若真同自己一路南下,回不來了那才是真正的壞事。

第二天,他和章楚新一道同樓沁依兩人出了城。

幾人在城南看見了那一片如火如荼的廢墟,簡直猶如被翻轉過來了一樣,殘垣斷壁。樹木折斷連根拔起。

“這些是?昨晚發生了什麼嗎?”趙飛亦滿臉疑惑。

不僅她,就連其他三人也是一臉懵圈。

然而,這就是昨天那個名叫蘇萬里的少年救他們時留下的。

趙飛亦樓沁依去往東南方向,直撲琅琊閣所在,李翊則和王道平直接南下。

“望此方順利,咱們都應活著回到這裡,可敢答應?”這是趙飛亦離開前說的話。

趙飛亦兩人既然走了,那麼他們也該離開了。

倒不是不好意思在趙飛亦大伯家裡住下去,而是他們也有自己的事情要做。

至於他身邊的章楚新,並不是真要和他去海上見鯊魚,或者喂鯊魚。而是因為,他說許久未曾回藥王谷,此次南下正好經過,他想回去看看,所以便同路了。

他們才走不久,身後又有兩人南下了。

沒錯,這兩人便是一身黑衣的蘇萬里和一身紅色便裝的少女高畫質禾。

當然,蘇萬里並非要去追趕李翊同他一起去海上喂鯊魚。而是那天在武道第一樓就答應了高畫質禾,南下救她的師父,那個叫無清道姑的前輩。
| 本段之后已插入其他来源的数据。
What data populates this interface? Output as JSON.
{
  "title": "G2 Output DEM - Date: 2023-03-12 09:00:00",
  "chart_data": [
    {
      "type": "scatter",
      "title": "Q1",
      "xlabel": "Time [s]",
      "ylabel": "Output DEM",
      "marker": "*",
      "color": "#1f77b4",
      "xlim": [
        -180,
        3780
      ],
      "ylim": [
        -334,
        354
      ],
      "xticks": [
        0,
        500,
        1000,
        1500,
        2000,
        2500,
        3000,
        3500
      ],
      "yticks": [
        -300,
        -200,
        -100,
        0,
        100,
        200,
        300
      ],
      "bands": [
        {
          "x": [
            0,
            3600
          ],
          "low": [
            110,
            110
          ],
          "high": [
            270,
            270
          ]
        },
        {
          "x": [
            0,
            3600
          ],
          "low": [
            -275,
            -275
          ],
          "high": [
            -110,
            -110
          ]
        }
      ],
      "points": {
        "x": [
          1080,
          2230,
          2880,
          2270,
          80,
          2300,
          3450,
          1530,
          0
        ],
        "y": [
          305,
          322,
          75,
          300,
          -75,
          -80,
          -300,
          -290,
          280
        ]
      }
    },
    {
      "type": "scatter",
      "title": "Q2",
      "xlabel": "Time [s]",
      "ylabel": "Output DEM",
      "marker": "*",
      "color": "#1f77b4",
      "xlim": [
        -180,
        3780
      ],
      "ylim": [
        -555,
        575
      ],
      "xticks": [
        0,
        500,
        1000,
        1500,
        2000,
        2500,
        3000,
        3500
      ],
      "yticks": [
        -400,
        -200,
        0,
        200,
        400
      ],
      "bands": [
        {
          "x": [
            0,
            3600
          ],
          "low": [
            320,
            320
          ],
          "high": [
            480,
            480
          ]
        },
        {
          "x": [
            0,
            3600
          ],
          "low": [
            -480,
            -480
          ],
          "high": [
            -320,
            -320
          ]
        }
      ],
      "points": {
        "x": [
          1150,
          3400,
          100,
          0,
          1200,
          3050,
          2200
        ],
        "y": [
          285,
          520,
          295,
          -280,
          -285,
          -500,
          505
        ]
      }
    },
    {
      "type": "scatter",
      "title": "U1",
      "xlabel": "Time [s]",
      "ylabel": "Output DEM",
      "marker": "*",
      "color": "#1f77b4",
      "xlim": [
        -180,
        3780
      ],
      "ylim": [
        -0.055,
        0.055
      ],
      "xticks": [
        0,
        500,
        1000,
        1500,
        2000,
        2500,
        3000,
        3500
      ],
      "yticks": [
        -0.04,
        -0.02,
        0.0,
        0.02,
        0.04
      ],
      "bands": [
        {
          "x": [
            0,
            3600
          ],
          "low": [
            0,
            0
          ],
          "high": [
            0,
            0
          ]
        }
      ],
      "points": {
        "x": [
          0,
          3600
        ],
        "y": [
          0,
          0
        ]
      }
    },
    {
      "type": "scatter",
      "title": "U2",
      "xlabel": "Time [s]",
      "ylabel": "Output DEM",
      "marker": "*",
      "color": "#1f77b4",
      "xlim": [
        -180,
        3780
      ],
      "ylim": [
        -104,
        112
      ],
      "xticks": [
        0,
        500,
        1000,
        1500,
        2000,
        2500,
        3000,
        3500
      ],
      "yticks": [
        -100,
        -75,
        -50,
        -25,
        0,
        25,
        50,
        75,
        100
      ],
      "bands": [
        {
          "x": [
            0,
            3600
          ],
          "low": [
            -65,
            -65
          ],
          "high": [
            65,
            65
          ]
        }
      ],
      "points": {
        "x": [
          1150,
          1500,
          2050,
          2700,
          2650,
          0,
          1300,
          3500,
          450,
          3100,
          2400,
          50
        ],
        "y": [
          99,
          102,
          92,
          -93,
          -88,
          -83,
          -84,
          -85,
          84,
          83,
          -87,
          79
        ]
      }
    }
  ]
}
至於代價,只要劉彥長幫他壓制一下體內的那股狂暴之力即可。

高畫質禾年紀比蘇萬里大一歲,本想叫他蘇兄弟,但昨晚見他醫術過人,便改了稱呼叫他蘇小神醫。

“蘇小神醫,聽你口音,不似西楚人,可否告知,是哪裡人士?”

蘇萬里扭頭看著她,說道。“在下,南慕國人士。”

高畫質禾似知道,點了點頭。“據說那邊不像西楚,可是真的?”

“確實不像。”

“盛世繁華國泰民安?”

“算是。”

“倘若西楚有一天也能那樣就好了。”

她這句話說完,開始變得落寞了起來。

她其實並非窩在小仙宗裡大門不出二門不邁的女子,也曾知西北戰亂如火如荼,也曾見過成群結隊難民南下。

心中何嘗不想西楚也能國泰民安,讓流離失所的西楚百姓遠離苦難。